11. All completed “Safe Entry Tags” will be filed and kept by month and year.

  • The Safety Attendant is not allowed to enter anytime in the confined space.
  • Stay outside the confined space unless you have a role in the Emergency and Rescue Plan and a backup attendant is present.
  • Be able to communicate with the rescue team (either directly or via the control room)
  • Test your communication methods throughout the entry, and not just during the permitting.
  • Maintain a line of sight or other continuous two-way communication with the Entrants, be able to recognize an emergency.
  • Log who goes in or out of the confined space and check that personnel entering the confined space are wearing the required PPE. Allow only authorized Entrants (personnel listed on the CSE Permit) to enter the confined space,

CSE Permit Appendix A

  • Document the status of people (in or out) of the confined space (see Appendix A).
  • Ensure the entry/exit to the confined space is kept clear,
  • Not be assigned any additional duties or tasks which will in any way conflict with their responsibility as a Safety Attendant.
  • Monitor the actions of the people in the confined space, and in the event of an injury, fire, gas release or other emergency:

1. Shut down the job.
2. Order the Entrants out of the confined space, and
3. If needed, initiate the emergency plans and communicate the details of the emergency to the Rescue Team.

  • Shut down the job, order the Entrants out of the space, and initiate emergency plans (if necessary) when:
  • There is a fire, gas release, or any other emergency outside the confined space.
  • There is an injury or other emergency inside the confined space.
  • The concentration of oxygen in the confined space goes below 19.5% or above 23.5% (unless breathing air is being used)
  • The concentration of flammables goes above 10% of LEL.
  • The concentration of airborne contaminants goes above the levels measured prior to entry or applicable exposure guidelines.
  • The temperature in the confined space goes above 50 C / 122 F, or below -29 C / -20 F.
  • You are unable to communicate with the rescue team.
  • The rescue team becomes unavailable for any reason.
  • You cannot monitor activities inside and outside the confined space.
  • You cannot monitor the integrity and proper use of personal protective equipment including respiratory protection.
  • Personnel attempt to enter the confined space that are not authorized entrants (not listed on the CSE Permit).

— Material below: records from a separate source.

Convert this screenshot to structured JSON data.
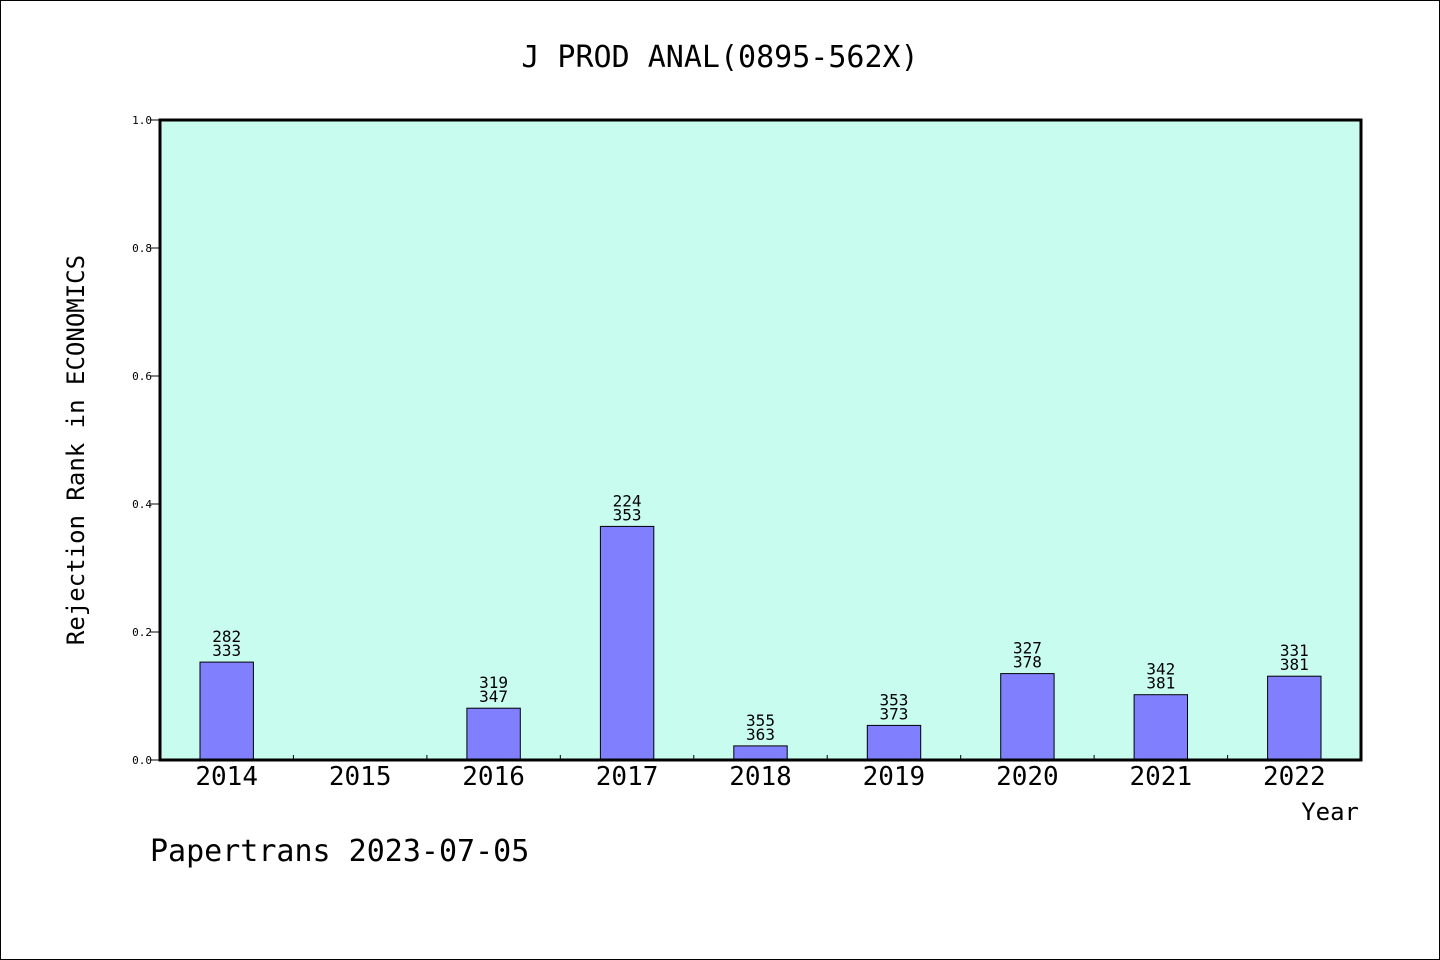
{
  "chart_data": {
    "type": "bar",
    "title": "J PROD ANAL(0895-562X)",
    "xlabel": "Year",
    "ylabel": "Rejection Rank in ECONOMICS",
    "categories": [
      "2014",
      "2015",
      "2016",
      "2017",
      "2018",
      "2019",
      "2020",
      "2021",
      "2022"
    ],
    "values": [
      0.153,
      null,
      0.081,
      0.365,
      0.022,
      0.054,
      0.135,
      0.102,
      0.131
    ],
    "bar_labels": [
      [
        "282",
        "333"
      ],
      null,
      [
        "319",
        "347"
      ],
      [
        "224",
        "353"
      ],
      [
        "355",
        "363"
      ],
      [
        "353",
        "373"
      ],
      [
        "327",
        "378"
      ],
      [
        "342",
        "381"
      ],
      [
        "331",
        "381"
      ]
    ],
    "ylim": [
      0.0,
      1.0
    ],
    "yticks": [
      "0.0",
      "0.2",
      "0.4",
      "0.6",
      "0.8",
      "1.0"
    ],
    "grid": false,
    "colors": {
      "plot_background": "#c8fcee",
      "bar_fill": "#8080ff",
      "bar_stroke": "#000000",
      "axis": "#000000"
    }
  },
  "footer": {
    "credit": "Papertrans 2023-07-05"
  }
}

Notify the CSE Permit Issuer if personnel not listed on the CSE Permit attempt to enter the space.
  • Observe the integrity and proper use of PPE.
  • The safety attendant needs to understand what PPE is required and what proper use and limitations are of the PPE. Examples to include wearing the proper suit to enter the confined space, while they are working, observe if they may have snagged their suit and caused it to tear, that the proper cartridges are in the respirator, that goggles are not fogged and putting the worker at risk, that the safety harness is put on properly, etc.
  • Additional Safety Attendant may be required when it is not possible to continually monitor conditions inside and outside the confined space (e.g. bottle watch, or entries on two levels) or if you need a rest break. In these situations, get another Attendant to assist.
  • If the Safety Attendant is not the person who conducts hazard monitoring, then the role of the Safety Attendant is to ensure the results are logged on the CSE Permit.
  • ODA – The oxygen level below 19.5% are considered deficient and require BA.
  • CSIDLH – The concentration of flammable is above 10% of LFL or the oxygen concentration is less than 17%.
  • When no one is inside a Confined Space, then the Safety Attendant must be within 10 meters (35ft) and in visual contact with the entry point to consider the space Attended.
  • As a good practice – when a confined space is left unattended, place a sign on the entry point that says “ CSE – Do Not Enter Without Permit”.